🔥15 | Internal Battle

40 8 0
                                    

Dear Holy Spirit,

There's this perpetual tug of war in my soul, a constant struggle of pushing and pulling, an inner turmoil I cannot seem to escape.

There's so much going on in my mind. But what's more terrifying is to realize how one's heart can be filled with so much pride, so much vanity, so much foolishness.

I realized today, the devil is not my main opponent. You have given me weapons to wage war in the spirit. I have the authority to bind and loose things in Your Name, to declare Your Word against principalities. For the weapons of my warfare are not carnal but mighty in God for pulling down strongholds.

I realized today, the greatest threat to my life is not the devil. My greatest enemy is myself.

It's hard to battle with the flesh and the things it desires. Because sometimes, I'm siding in with my flesh, I'm siding in with my carnality, I'm siding in with my sinful nature. When that happens, I know to myself I'm opposing You. And that's more heartbreaking than being tricked by the devil. Because this time, it was not the deception that lured me to grieve Your Spirit, it was my choice.

My heart is fighting against pride, against vanity, against foolishness. Holy Spirit, I'm terrified every time I'm starting to lose compassion for people.

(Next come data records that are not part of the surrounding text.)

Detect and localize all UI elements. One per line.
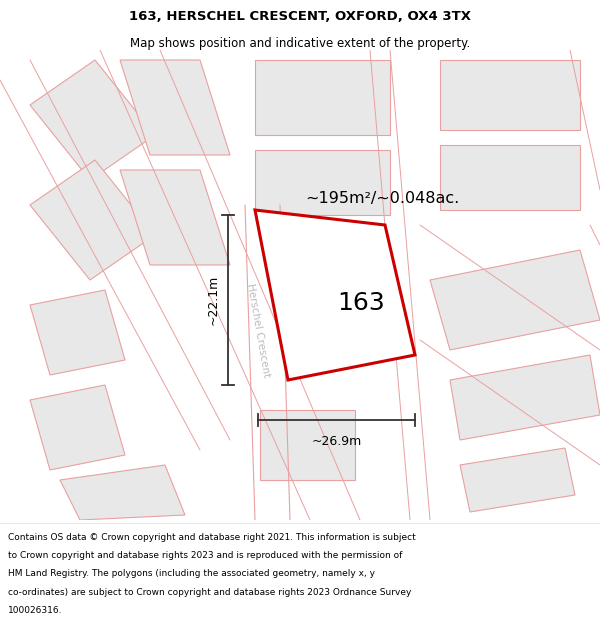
Polygon shape: [30, 160, 155, 280]
Text: ~26.9m: ~26.9m: [311, 435, 362, 448]
Text: 163: 163: [337, 291, 385, 314]
Polygon shape: [255, 60, 390, 135]
Polygon shape: [430, 250, 600, 350]
Polygon shape: [255, 210, 415, 380]
Polygon shape: [120, 60, 230, 155]
Text: Contains OS data © Crown copyright and database right 2021. This information is : Contains OS data © Crown copyright and d…: [8, 532, 416, 542]
Polygon shape: [30, 290, 125, 375]
Polygon shape: [260, 410, 355, 480]
Text: co-ordinates) are subject to Crown copyright and database rights 2023 Ordnance S: co-ordinates) are subject to Crown copyr…: [8, 588, 411, 597]
Polygon shape: [450, 355, 600, 440]
Polygon shape: [460, 448, 575, 512]
Polygon shape: [60, 465, 185, 520]
Text: to Crown copyright and database rights 2023 and is reproduced with the permissio: to Crown copyright and database rights 2…: [8, 551, 402, 560]
Text: Herschel Crescent: Herschel Crescent: [245, 282, 271, 378]
Text: 163, HERSCHEL CRESCENT, OXFORD, OX4 3TX: 163, HERSCHEL CRESCENT, OXFORD, OX4 3TX: [129, 10, 471, 23]
Polygon shape: [255, 150, 390, 215]
Polygon shape: [440, 145, 580, 210]
Polygon shape: [30, 60, 155, 180]
Text: ~22.1m: ~22.1m: [207, 275, 220, 325]
Polygon shape: [30, 385, 125, 470]
Text: 100026316.: 100026316.: [8, 606, 62, 615]
Polygon shape: [440, 60, 580, 130]
Text: HM Land Registry. The polygons (including the associated geometry, namely x, y: HM Land Registry. The polygons (includin…: [8, 569, 375, 578]
Text: ~195m²/~0.048ac.: ~195m²/~0.048ac.: [305, 191, 459, 206]
Text: Map shows position and indicative extent of the property.: Map shows position and indicative extent…: [130, 38, 470, 51]
Polygon shape: [120, 170, 230, 265]
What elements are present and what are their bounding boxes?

I'm terrified that my discouragement will come to a point when I will finally get tired of loving them. I'm terrified of the thought that I'm acting out of character as a child of God and starting to look more like the devil.

Holy Spirit, I'm afraid of getting consumed with pride. I'm afraid of completely losing Your "manifested" presence. I'm afraid that even as Your child, You have to oppose me for being prideful. And most of all, I'm afraid of labeling myself as "humble" when in reality, You can see through my heart full of selfishness, poisoned by my own carnality.

Regardless of that, I still thank You for convicting me of my sins. For reminding me that I'm not alone in this struggle. That You are not going to leave me defeated in my own disgrace. That You are for me and never against me. That You are working all things together for my good because You have called me for a purpose.

Thank You, Holy Spirit. Thank You for not giving up on sanctifying me. Thank You because I know I have sinned. Thank You because I'm aware of this internal battle. Thank You because even in those moments when I feel like a failure, You are working on becoming me more like Christ.

Holy Spirit, help me to will embrace this sanctification process until Jesus returns.